しかし、きっと大丈夫。桃枝なら、分かってくれるはずだ。山吹は必死に、それらしい言い訳を自分宛てに引っ張り出す。
「そうなん? ちょっと意外やね。君みたいな若くて可愛い子なら、引く手数多って感じに見えたんやけど」
「あはは。それは、さすがに過大評価ですよ」
案外、あっさりと認められた。内心、山吹はホッと安堵する。
しかし、そんな安堵は束の間だった。
「──けど、もっと意外なのはこっちやで。知っとる、山吹君? 白菊、恋人おるんやって」
「──っ!」
──なんと、同じ質問に桃枝は回答済みだったのだ。
桃枝は黒法師に、伝えたのか。しかしいったい、どこまで。
山吹が珍しく、動揺を露わにしている。その様子を見て、黒法師はどう思ったのだろう。『桃枝に恋人がいるなんて、驚きだ』と解釈したのだろうか。

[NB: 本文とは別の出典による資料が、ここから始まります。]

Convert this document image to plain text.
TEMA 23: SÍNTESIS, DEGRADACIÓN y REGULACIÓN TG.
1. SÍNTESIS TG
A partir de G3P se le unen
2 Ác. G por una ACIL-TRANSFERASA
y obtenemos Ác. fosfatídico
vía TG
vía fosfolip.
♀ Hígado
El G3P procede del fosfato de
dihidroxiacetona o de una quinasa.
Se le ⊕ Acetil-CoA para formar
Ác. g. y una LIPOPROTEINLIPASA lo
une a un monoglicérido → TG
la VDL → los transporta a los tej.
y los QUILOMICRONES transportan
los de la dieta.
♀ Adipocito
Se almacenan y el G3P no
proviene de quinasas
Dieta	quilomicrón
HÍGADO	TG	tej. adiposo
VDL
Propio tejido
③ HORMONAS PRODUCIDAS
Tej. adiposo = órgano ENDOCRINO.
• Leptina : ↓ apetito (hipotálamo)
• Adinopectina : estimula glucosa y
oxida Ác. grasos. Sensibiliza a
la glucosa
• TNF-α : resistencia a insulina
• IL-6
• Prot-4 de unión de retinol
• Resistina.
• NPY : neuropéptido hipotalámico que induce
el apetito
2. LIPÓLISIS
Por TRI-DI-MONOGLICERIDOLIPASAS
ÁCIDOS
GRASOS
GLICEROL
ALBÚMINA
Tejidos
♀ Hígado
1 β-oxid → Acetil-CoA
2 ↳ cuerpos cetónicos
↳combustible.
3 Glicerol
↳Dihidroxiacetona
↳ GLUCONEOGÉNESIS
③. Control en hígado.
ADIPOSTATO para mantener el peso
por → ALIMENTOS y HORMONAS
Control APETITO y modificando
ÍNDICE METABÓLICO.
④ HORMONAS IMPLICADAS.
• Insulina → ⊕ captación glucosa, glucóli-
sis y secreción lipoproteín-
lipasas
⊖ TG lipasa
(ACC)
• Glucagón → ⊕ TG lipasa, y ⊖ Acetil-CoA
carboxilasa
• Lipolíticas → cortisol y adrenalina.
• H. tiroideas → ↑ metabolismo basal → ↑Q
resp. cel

「可愛い子らしくてな? どこの誰とかまでは教えてくれへんかったけど、本当に大好きらしいで。この前も白菊、その子から連絡がくると思ってずーっと携帯を気にしとったもん」
桃枝が答えた言葉を、黒法師は丁寧に説明し始めた。
山吹は黒法師から隠すように、死角となる位置で拳を握る。
「あ、あの。先ほどから黒法師さんが言っている『この前』って、いつのことですか?」
まさか、まさか、と。山吹の頭に、強い警鐘が鳴り始めて……。
「──二月の中旬。その内の、土日やで」
その警告は、無残にも山吹を傷つけてしまった。